A program code to print the results of confusion matrix, overall accuracy, producers accuracy, consumers accuracy, and kappa.

How is the classification accuracy? Which classes have higher accuracy compared to the others? Can you think of any reasons why? (Hint: Check where the errors in these classes are in the confusion matrix—i.e., being committed and omitted.)

Code Checkpoint F22a. The book’s repository contains a script that shows what your code should look like at this point.

2.2 Hyperparameter Tuning

We can also assess how the number of trees in the Random Forest classifier affects the classification accuracy. Copy and paste the code below to create a function that charts the overall accuracy versus the number of trees used. The code tests from 5 to 100 trees at increments of 5, producing Fig. 7.2. (Do not worry too much about fully understanding each item at this stage of your learning. If you want to find out how these operations work, you can see more in Chaps. 12 and 13).

A program code for hyperparameter tuning uses various functions to find the class, classification, number of trees, accuracy, and accuracy per number of trees.
Fig. 7.2
A dot plot of accuracy versus the number of trees. The plots are in an increasing trend. Some of the estimated plot values are as follows. (5, 0.84), (15, 0.87), (25, 0.86), (35, 0.87), (50, 0.88), (55, 0.89), (65, 0.89), (75, 0.92), (85, 0.92), and (100, 0.91).

Chart showing accuracy per number of random forest trees

Code Checkpoint F22b. The book’s repository contains a script that shows what your code should look like at this point.

2.3 Spatial Autocorrelation

We might also want to ensure that the samples from the training set are uncorrelated with the samples from the testing set. This might result from the spatial autocorrelation of the phenomenon being predicted. One way to exclude samples that might be correlated in this manner is to remove samples that are within some distance to any other sample. In Earth Engine, this can be accomplished with a spatial join. The following Code Checkpoint replicates Sect. 7.2.1 but with a spatial join that excludes training points that are less than 1000 m distant from testing points.

Code Checkpoint F22c. The book’s repository contains a script that shows what your code should look like at this point.

3 Synthesis

Assignment 1. Based on Sect. 7.2.1, test other classifiers (e.g., a Classification and Regression Tree or Support Vector Machine classifier) and compare the accuracy results with the Random Forest results. Which model performs better?

Assignment 2. Try setting a different seed in the randomColumn method and see how that affects the accuracy results. You can also change the split between the training and testing sets (e.g., 70/30 or 60/40).

4 Conclusion

You should now understand how to calculate how well your classifier is performing on the data used to build the model. This is a useful way to understand how a classifier is performing, because it can help indicate which classes are performing better than others.

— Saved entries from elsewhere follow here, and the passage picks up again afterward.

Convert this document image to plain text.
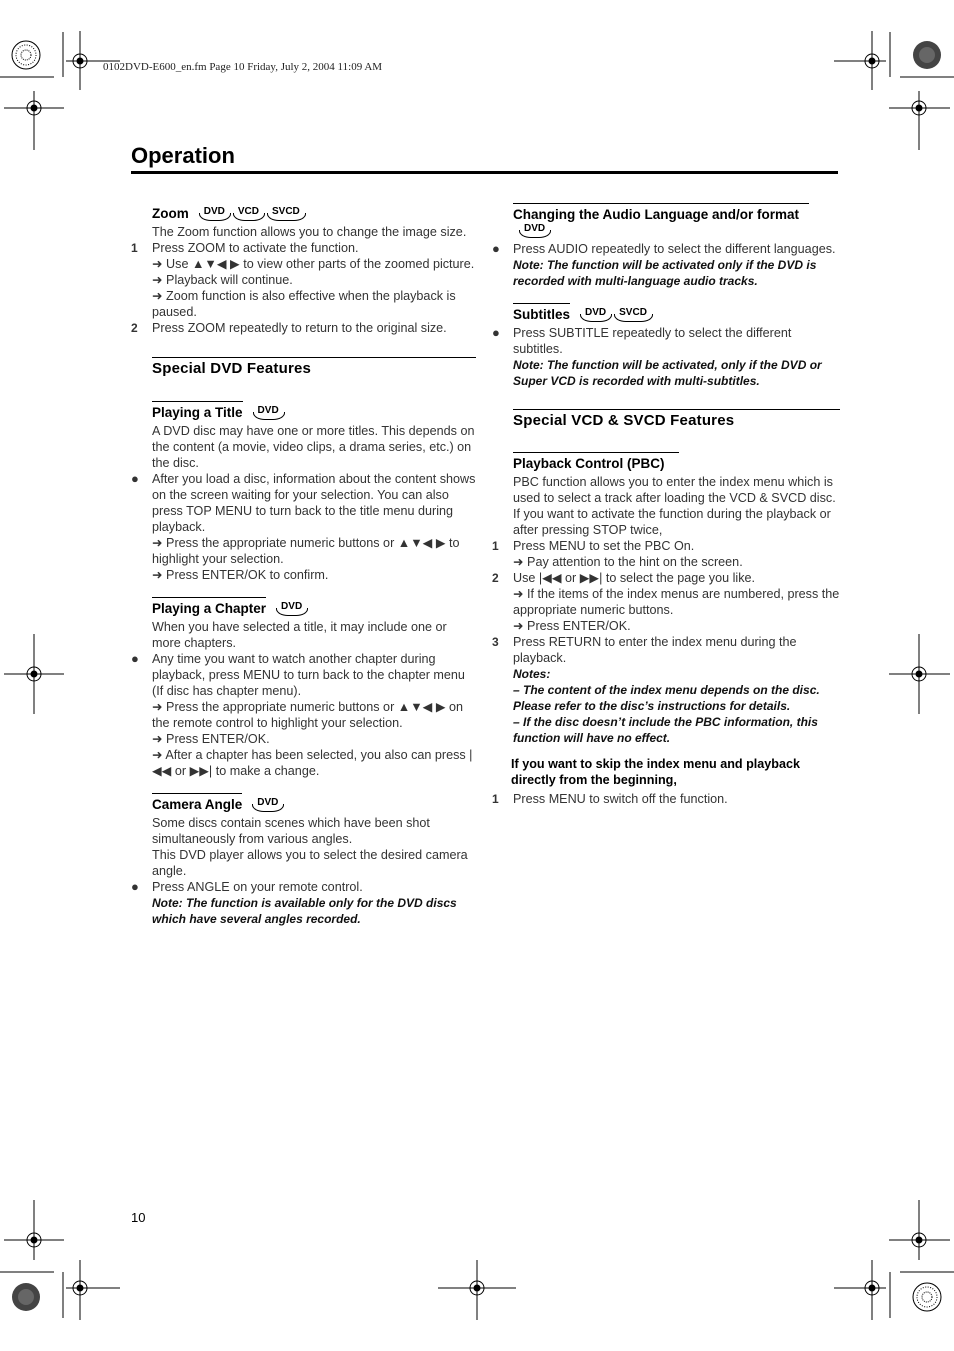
0102DVD-E600_en.fm Page 10 Friday, July 2, 2004 11:09 AM
Operation
Zoom DVD VCD SVCD
The Zoom function allows you to change the image size.
1 Press ZOOM to activate the function.
➜ Use ▲▼◀ ▶ to view other parts of the zoomed picture.
➜ Playback will continue.
➜ Zoom function is also effective when the playback is paused.
2 Press ZOOM repeatedly to return to the original size.
Special DVD Features
Playing a Title DVD
A DVD disc may have one or more titles. This depends on the content (a movie, video clips, a drama series, etc.) on the disc.
● After you load a disc, information about the content shows on the screen waiting for your selection. You can also press TOP MENU to turn back to the title menu during playback.
➜ Press the appropriate numeric buttons or ▲▼◀ ▶ to highlight your selection.
➜ Press ENTER/OK to confirm.
Playing a Chapter DVD
When you have selected a title, it may include one or more chapters.
● Any time you want to watch another chapter during playback, press MENU to turn back to the chapter menu (If disc has chapter menu).
➜ Press the appropriate numeric buttons or ▲▼◀ ▶ on the remote control to highlight your selection.
➜ Press ENTER/OK.
➜ After a chapter has been selected, you also can press |◀◀ or ▶▶| to make a change.
Camera Angle DVD
Some discs contain scenes which have been shot simultaneously from various angles.
This DVD player allows you to select the desired camera angle.
● Press ANGLE on your remote control.
Note: The function is available only for the DVD discs which have several angles recorded.
Changing the Audio Language and/or format
DVD
● Press AUDIO repeatedly to select the different languages.
Note: The function will be activated only if the DVD is recorded with multi-language audio tracks.
Subtitles DVD SVCD
● Press SUBTITLE repeatedly to select the different subtitles.
Note: The function will be activated, only if the DVD or Super VCD is recorded with multi-subtitles.
Special VCD & SVCD Features
Playback Control (PBC)
PBC function allows you to enter the index menu which is used to select a track after loading the VCD & SVCD disc. If you want to activate the function during the playback or after pressing STOP twice,
1 Press MENU to set the PBC On.
➜ Pay attention to the hint on the screen.
2 Use |◀◀ or ▶▶| to select the page you like.
➜ If the items of the index menus are numbered, press the appropriate numeric buttons.
➜ Press ENTER/OK.
3 Press RETURN to enter the index menu during the playback.
Notes:
– The content of the index menu depends on the disc. Please refer to the disc’s instructions for details.
– If the disc doesn’t include the PBC information, this function will have no effect.
If you want to skip the index menu and playback directly from the beginning,
1 Press MENU to switch off the function.
10
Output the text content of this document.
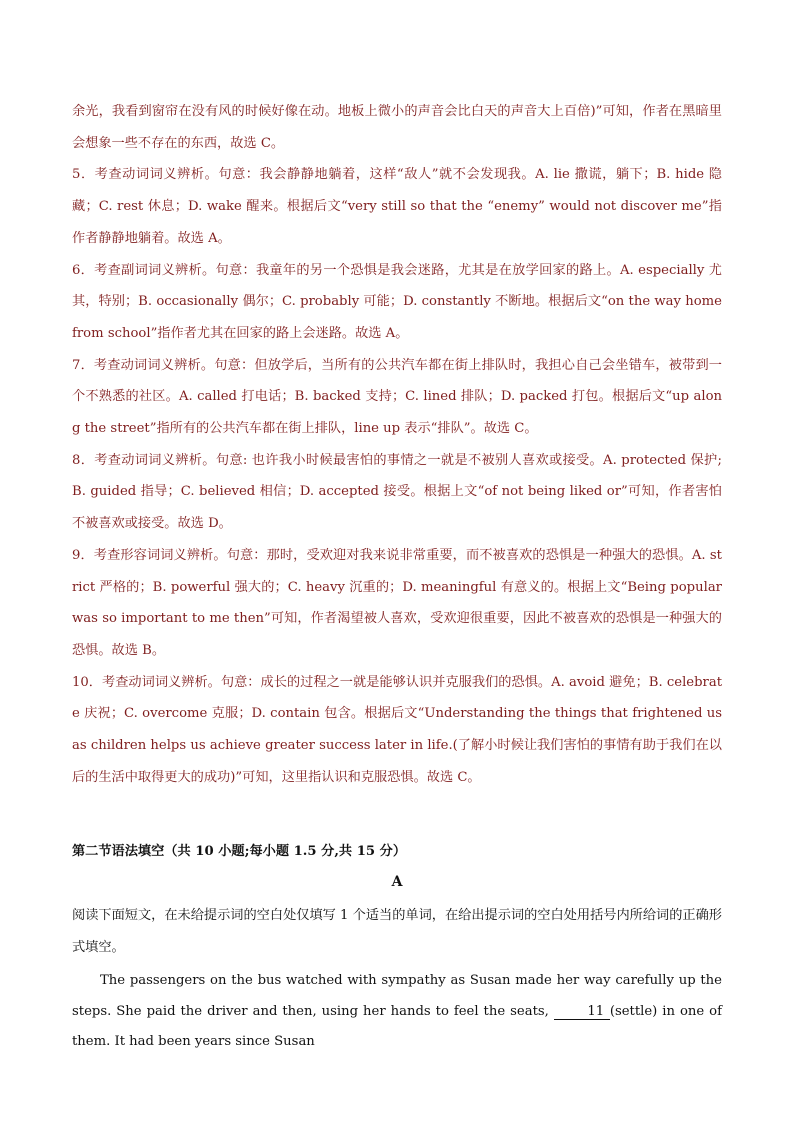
余光，我看到窗帘在没有风的时候好像在动。地板上微小的声音会比白天的声音大上百倍)”可知，作者在黑暗里会想象一些不存在的东西，故选 C。

5．考查动词词义辨析。句意：我会静静地躺着，这样“敌人”就不会发现我。A. lie 撒谎，躺下；B. hide 隐藏；C. rest 休息；D. wake 醒来。根据后文“very still so that the “enemy” would not discover me”指作者静静地躺着。故选 A。

6．考查副词词义辨析。句意：我童年的另一个恐惧是我会迷路，尤其是在放学回家的路上。A. especially 尤其，特别；B. occasionally 偶尔；C. probably 可能；D. constantly 不断地。根据后文“on the way home from school”指作者尤其在回家的路上会迷路。故选 A。

7．考查动词词义辨析。句意：但放学后，当所有的公共汽车都在街上排队时，我担心自己会坐错车，被带到一个不熟悉的社区。A. called 打电话；B. backed 支持；C. lined 排队；D. packed 打包。根据后文“up along the street”指所有的公共汽车都在街上排队，line up 表示“排队”。故选 C。

8．考查动词词义辨析。句意: 也许我小时候最害怕的事情之一就是不被别人喜欢或接受。A. protected 保护; B. guided 指导；C. believed 相信；D. accepted 接受。根据上文“of not being liked or”可知，作者害怕不被喜欢或接受。故选 D。

9．考查形容词词义辨析。句意：那时，受欢迎对我来说非常重要，而不被喜欢的恐惧是一种强大的恐惧。A. strict 严格的；B. powerful 强大的；C. heavy 沉重的；D. meaningful 有意义的。根据上文“Being popular was so important to me then”可知，作者渴望被人喜欢，受欢迎很重要，因此不被喜欢的恐惧是一种强大的恐惧。故选 B。

10．考查动词词义辨析。句意：成长的过程之一就是能够认识并克服我们的恐惧。A. avoid 避免；B. celebrate 庆祝；C. overcome 克服；D. contain 包含。根据后文“Understanding the things that frightened us as children helps us achieve greater success later in life.(了解小时候让我们害怕的事情有助于我们在以后的生活中取得更大的成功)”可知，这里指认识和克服恐惧。故选 C。

第二节语法填空（共 10 小题;每小题 1.5 分,共 15 分）

A

阅读下面短文，在未给提示词的空白处仅填写 1 个适当的单词，在给出提示词的空白处用括号内所给词的正确形式填空。

The passengers on the bus watched with sympathy as Susan made her way carefully up the steps. She paid the driver and then, using her hands to feel the seats,	11 (settle) in one of them. It had been years since Susan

A poorly modeled class can sometimes be improved by, for example, collecting more training points for that class.

Nevertheless, a model may work well on training data but work poorly in locations randomly chosen in the study area. To understand a model’s behavior on testing data, analysts employ protocols required to produce scientifically rigorous and transparent estimates of the accuracy and area of each class in the study region. We will not explore those practices in this chapter, but if you are interested, there are tutorials and papers available online that can guide you through the process. Links to some of those tutorials can be found in the “For Further Reading” section of this book.